Año nuevo, paja vieja

De todas las celebraciones bobas que existen, la única que para mí sigue siendo un asunto serio es año nuevo. Pasaron muchos años y yo siempre me mantuve leal a mis supersticiones, con una constancia que francamente me reservo para pocas cosas. Lo básico (según yo) eran zapatos nuevos para augurar buenos pasos, colores vivos para las energías, las uvas para los deseos, la casa impecable y lista para recibir cosas buenas, las cuentas pagas para no arrastrar deudas, efectivo en los bolsillos, 0 ropa interior (nunca pude decidirme por un color), pasaporte bajo el brazo... en fin, hacer mi parte: ese esfuerzo para motivar al universo a encargarse de todo lo demás.

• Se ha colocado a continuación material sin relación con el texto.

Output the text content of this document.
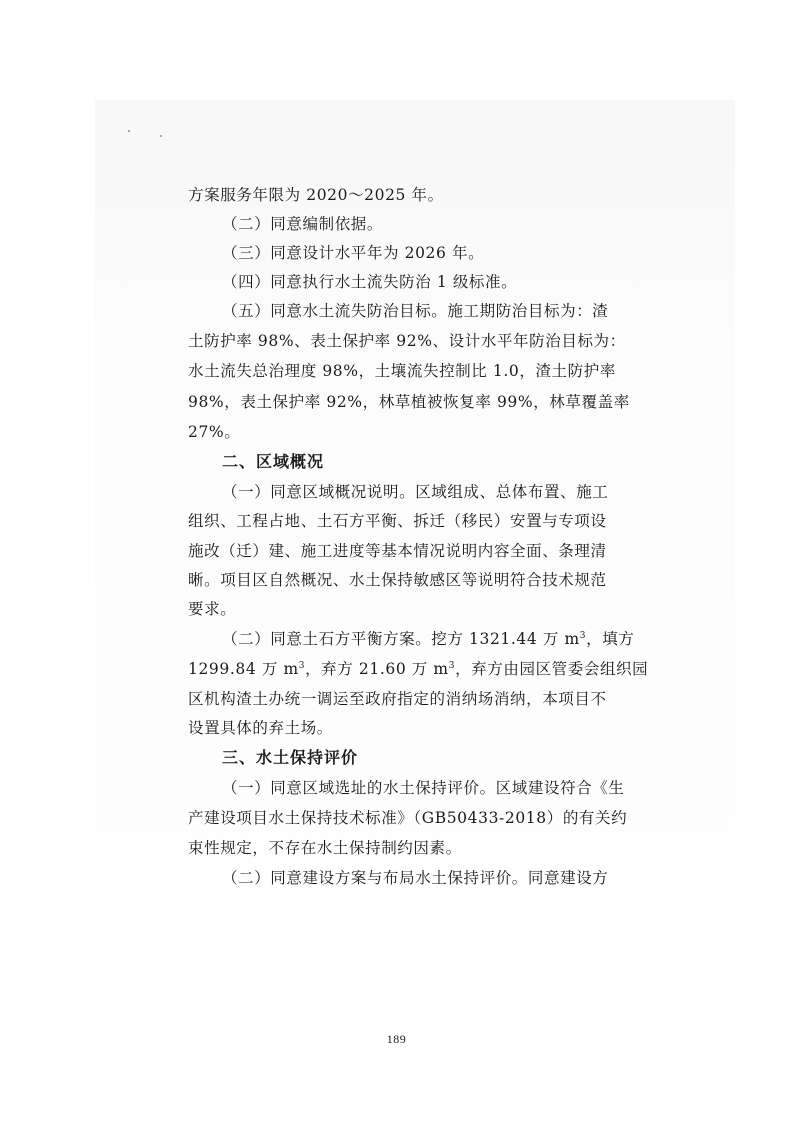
方案服务年限为 2020～2025 年。
（二）同意编制依据。
（三）同意设计水平年为 2026 年。
（四）同意执行水土流失防治 1 级标准。
（五）同意水土流失防治目标。施工期防治目标为：渣
土防护率 98%、表土保护率 92%、设计水平年防治目标为：
水土流失总治理度 98%，土壤流失控制比 1.0，渣土防护率
98%，表土保护率 92%，林草植被恢复率 99%，林草覆盖率
27%。
二、区域概况
（一）同意区域概况说明。区域组成、总体布置、施工
组织、工程占地、土石方平衡、拆迁（移民）安置与专项设
施改（迁）建、施工进度等基本情况说明内容全面、条理清
晰。项目区自然概况、水土保持敏感区等说明符合技术规范
要求。
（二）同意土石方平衡方案。挖方 1321.44 万 $m^3$，填方
1299.84 万 $m^3$，弃方 21.60 万 $m^3$，弃方由园区管委会组织园
区机构渣土办统一调运至政府指定的消纳场消纳，本项目不
设置具体的弃土场。
三、水土保持评价
（一）同意区域选址的水土保持评价。区域建设符合《生
产建设项目水土保持技术标准》（GB50433-2018）的有关约
束性规定，不存在水土保持制约因素。
（二）同意建设方案与布局水土保持评价。同意建设方
189
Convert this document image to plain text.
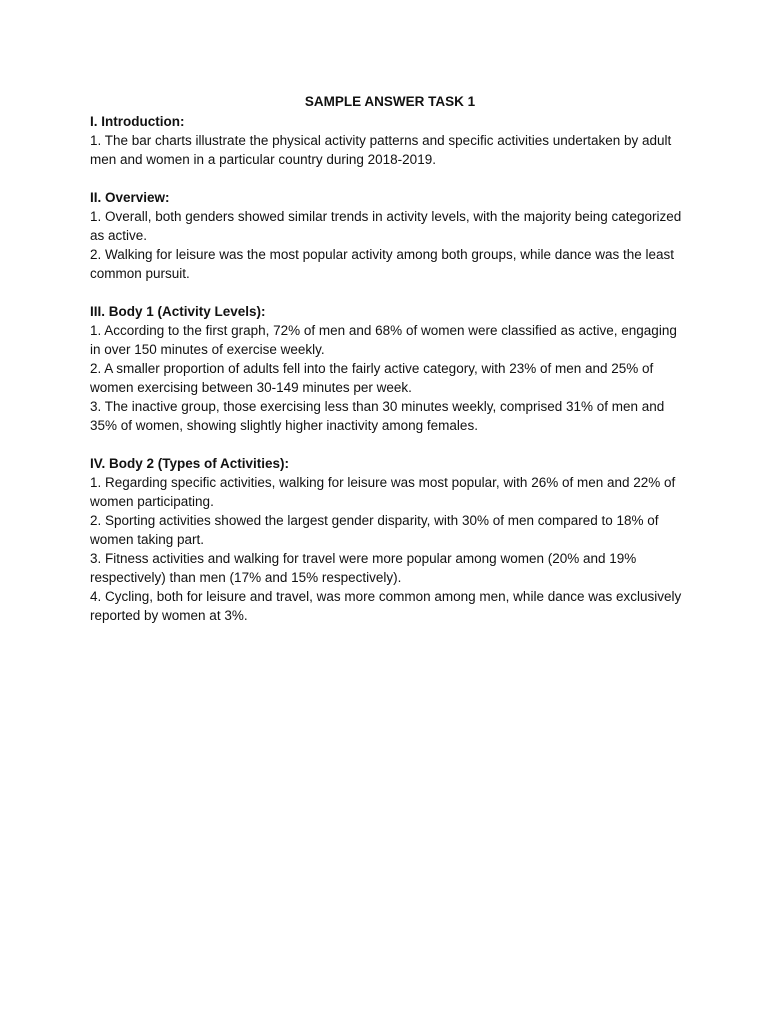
SAMPLE ANSWER TASK 1
I. Introduction:

1. The bar charts illustrate the physical activity patterns and specific activities undertaken by adult men and women in a particular country during 2018-2019.

II. Overview:

1. Overall, both genders showed similar trends in activity levels, with the majority being categorized as active.

2. Walking for leisure was the most popular activity among both groups, while dance was the least common pursuit.

III. Body 1 (Activity Levels):

1. According to the first graph, 72% of men and 68% of women were classified as active, engaging in over 150 minutes of exercise weekly.

2. A smaller proportion of adults fell into the fairly active category, with 23% of men and 25% of women exercising between 30-149 minutes per week.

3. The inactive group, those exercising less than 30 minutes weekly, comprised 31% of men and 35% of women, showing slightly higher inactivity among females.

IV. Body 2 (Types of Activities):

1. Regarding specific activities, walking for leisure was most popular, with 26% of men and 22% of women participating.

2. Sporting activities showed the largest gender disparity, with 30% of men compared to 18% of women taking part.

3. Fitness activities and walking for travel were more popular among women (20% and 19% respectively) than men (17% and 15% respectively).

4. Cycling, both for leisure and travel, was more common among men, while dance was exclusively reported by women at 3%.
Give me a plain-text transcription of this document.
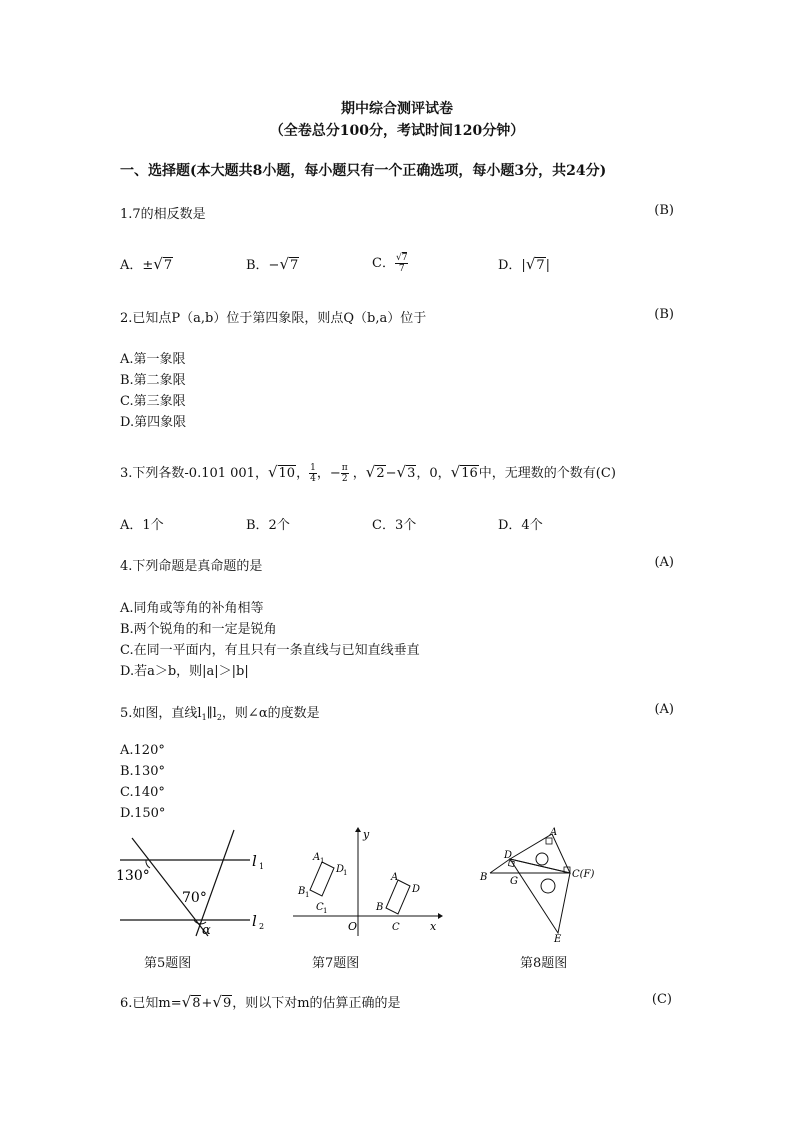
期中综合测评试卷
（全卷总分100分，考试时间120分钟）
一、选择题(本大题共8小题，每小题只有一个正确选项，每小题3分，共24分)
1.7的相反数是	(B)
A．±√7	B．−√7	C． $\frac{√7}{7}$	D．|√7|
2.已知点P（a,b）位于第四象限，则点Q（b,a）位于	(B)
A.第一象限
B.第二象限
C.第三象限
D.第四象限
3.下列各数-0.101 001，√10， $\frac{1}{4}$ ，− $\frac{\pi}{2}$ ，√2−√3，0，√16中，无理数的个数有(C)
A．1个	B．2个	C．3个	D．4个
4.下列命题是真命题的是	(A)
A.同角或等角的补角相等
B.两个锐角的和一定是锐角
C.在同一平面内，有且只有一条直线与已知直线垂直
D.若a＞b，则|a|＞|b|
5.如图，直线$l_1\parallel l_2$，则∠α的度数是	(A)
A.120°
B.130°
C.140°
D.150°
130°
70°
α
l 1
l 2
第5题图
y
x
O
A 1
D
1
B 1
C 1
A
D
B
C
第7题图
A
D
B G
C(F)
E
第8题图
6.已知m=√8+√9，则以下对m的估算正确的是	(C)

2016 fue distinto. Supongo que después de un año de tanto contraste y tanta roncha, entendí que tenía una concepción bastante estrecha de muchas cosas y empecé a demoler ideas para construirme otras nuevas. 

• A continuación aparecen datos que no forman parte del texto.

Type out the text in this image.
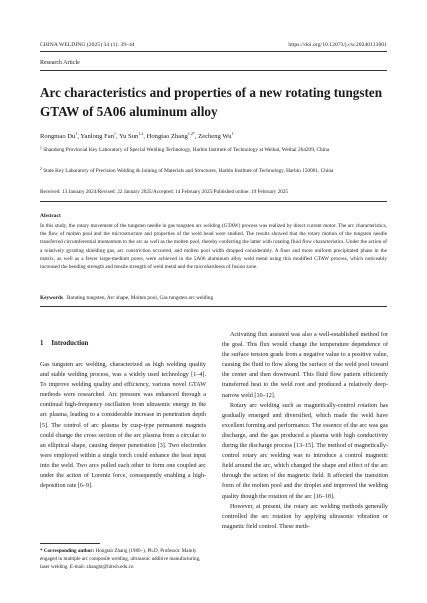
CHINA WELDING (2025) 34 (1): 39–44	https://doi.org/10.12073/j.cw.20240113001
Research Article
Arc characteristics and properties of a new rotating tungsten GTAW of 5A06 aluminum alloy
Rongmao Du$^1$, Yanlong Fan$^1$, Yu Sun$^{1,2}$, Hongtao Zhang$^{1,2*}$, Zecheng Wu$^1$
$^1$ Shandong Provincial Key Laboratory of Special Welding Technology, Harbin Institute of Technology at Weihai, Weihai 264209, China
$^2$ State Key Laboratory of Precision Welding & Joining of Materials and Structures, Harbin Institute of Technology, Harbin 150001, China
Received: 13 January 2024/Revised: 22 January 2025/Accepted: 14 February 2025/Published online: 19 February 2025
Abstract
In this study, the rotary movement of the tungsten needle in gas tungsten arc welding (GTAW) process was realized by direct current motor. The arc characteristics, the flow of molten pool and the microstructure and properties of the weld bead were studied. The results showed that the rotary motion of the tungsten needle transferred circumferential momentum to the arc as well as the molten pool, thereby conferring the latter with rotating fluid flow characteristics. Under the action of a relatively gyrating shielding gas, arc constriction occurred, and molten pool width dropped considerably. A finer and more uniform precipitated phase in the matrix, as well as a fewer large-medium pores, were achieved in the 5A06 aluminum alloy weld metal using this modified GTAW process, which noticeably increased the bending strength and tensile strength of weld metal and the microhardness of fusion zone.
Keywords Rotating tungsten, Arc shape, Molten pool, Gas tungsten arc welding
1 Introduction

Gas tungsten arc welding, characterized as high welding quality and stable welding process, was a widely used technology [1–4]. To improve welding quality and efficiency, various novel GTAW methods were researched. Arc pressure was enhanced through a continual high-frequency oscillation from ultrasonic energy in the arc plasma, leading to a considerable increase in penetration depth [5]. The control of arc plasma by cusp-type permanent magnets could change the cross section of the arc plasma from a circular to an elliptical shape, causing deeper penetration [3]. Two electrodes were employed within a single torch could enhance the heat input into the weld. Two arcs pulled each other to form one coupled arc under the action of Lorentz force, consequently enabling a high-deposition rate [6–9].

* Corresponding author: Hongtao Zhang (1980–), Ph.D, Professor. Mainly engaged in multiple arc composite welding, ultrasonic additive manufacturing, laser welding. E-mail: zhanght@hitwh.edu.cn

Activating flux assisted was also a well-established method for the goal. This flux would change the temperature dependence of the surface tension grads from a negative value to a positive value, causing the fluid to flow along the surface of the weld pool toward the center and then downward. This fluid flow pattern efficiently transferred heat to the weld root and produced a relatively deep-narrow weld [10–12].

Rotary arc welding such as magnetically-control rotation has gradually emerged and diversified, which made the weld have excellent forming and performance. The essence of the arc was gas discharge, and the gas produced a plasma with high conductivity during the discharge process [13–15]. The method of magnetically-control rotary arc welding was to introduce a control magnetic field around the arc, which changed the shape and effect of the arc through the action of the magnetic field. It affected the transition form of the molten pool and the droplet and improved the welding quality though the rotation of the arc [16–18].

However, at present, the rotary arc welding methods generally controlled the arc rotation by applying ultrasonic vibration or magnetic field control. These meth-
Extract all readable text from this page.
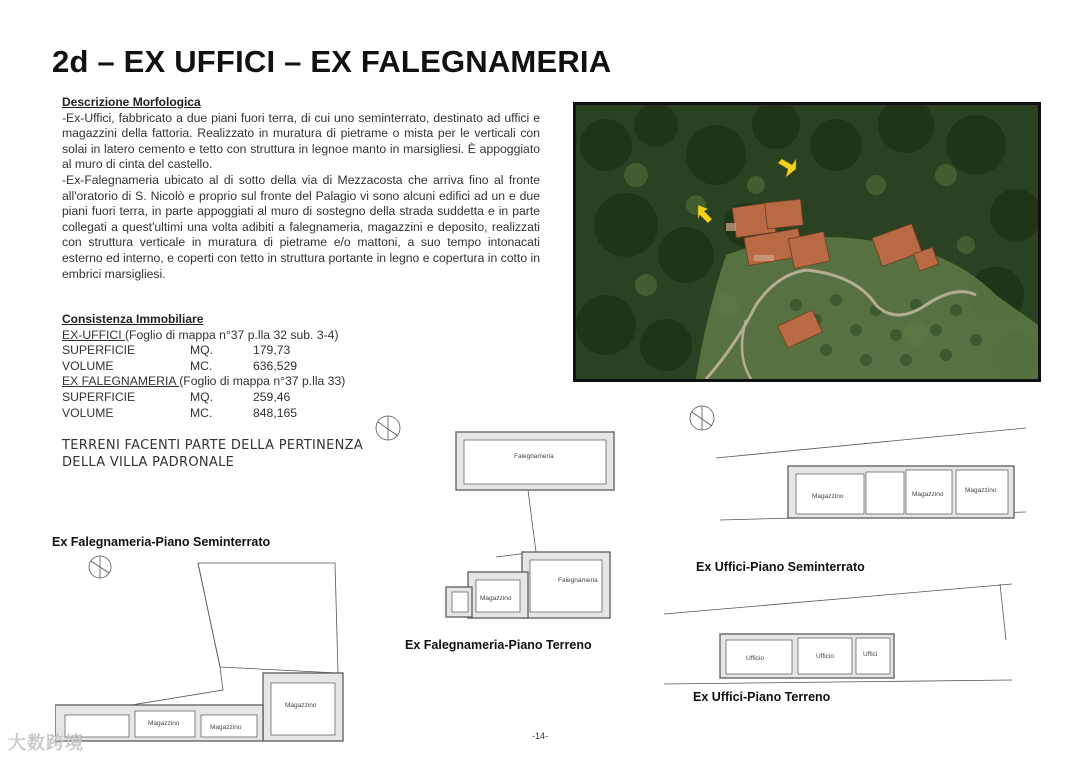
2d – EX UFFICI – EX FALEGNAMERIA
Descrizione Morfologica

-Ex-Uffici, fabbricato a due piani fuori terra, di cui uno seminterrato, destinato ad uffici e magazzini della fattoria. Realizzato in muratura di pietrame o mista per le verticali con solai in latero cemento e tetto con struttura in legnoe manto in marsigliesi. È appoggiato al muro di cinta del castello.

-Ex-Falegnameria ubicato al di sotto della via di Mezzacosta che arriva fino al fronte all'oratorio di S. Nicolò e proprio sul fronte del Palagio vi sono alcuni edifici ad un e due piani fuori terra, in parte appoggiati al muro di sostegno della strada suddetta e in parte collegati a quest'ultimi una volta adibiti a falegnameria, magazzini e deposito, realizzati con struttura verticale in muratura di pietrame e/o mattoni, a suo tempo intonacati esterno ed interno, e coperti con tetto in struttura portante in legno e copertura in cotto in embrici marsigliesi.

Consistenza Immobiliare
EX-UFFICI (Foglio di mappa n°37 p.lla 32 sub. 3-4)
SUPERFICIE	MQ.	179,73
VOLUME	MC.	636,529
EX FALEGNAMERIA (Foglio di mappa n°37 p.lla 33)
SUPERFICIE	MQ.	259,46
VOLUME	MC.	848,165
TERRENI FACENTI PARTE DELLA PERTINENZA
DELLA VILLA PADRONALE
Ex Falegnameria-Piano Seminterrato
Magazzino
Magazzino
Magazzino
Falegnameria
Falegnameria
Magazzino
Ex Falegnameria-Piano Terreno
Magazzino	Magazzino
Magazzino
Ex Uffici-Piano Seminterrato
Ufficio	Ufficio	Uffici
Ex Uffici-Piano Terreno
-14-
大数跨境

A pesar de la intensa crisis que tiene completamente cagado a nuestro país, me sentí 1000% incómoda con comentarios como "nos robaron la navidad" "no habrá estreno el 31" y cosas que puedo entender que "duelen" porque antes eran posibles y ahora no pero, francamente, no creo que sean urgentes, importantes y menos aún, esenciales, pero como siempre, las costumbres y las tradiciones están ahí para pesar tanto en la vida del humano como para volverlo ciego ante lo evidente; esto no es una invitación al conformismo ni un manifiesto hippie pero, si ponemos en una balanza a la familia que se siente miserable porque está separada vs. un "estreno" (que a la legal son simples trapos) o la típica cena, no logro comprender la infelicidad del segundo grupo.

En ese sentido, el 31 me olvidé de salir a última hora a buscar un par de zapatos, de pensar en el color vibrante ideal, de los deseos, las uvas y la pantaleta y sólo me relajé, disfruté el momento y especialmente de la compañía de los míos, que entiendo que en estos tiempos en un privilegio insustituible.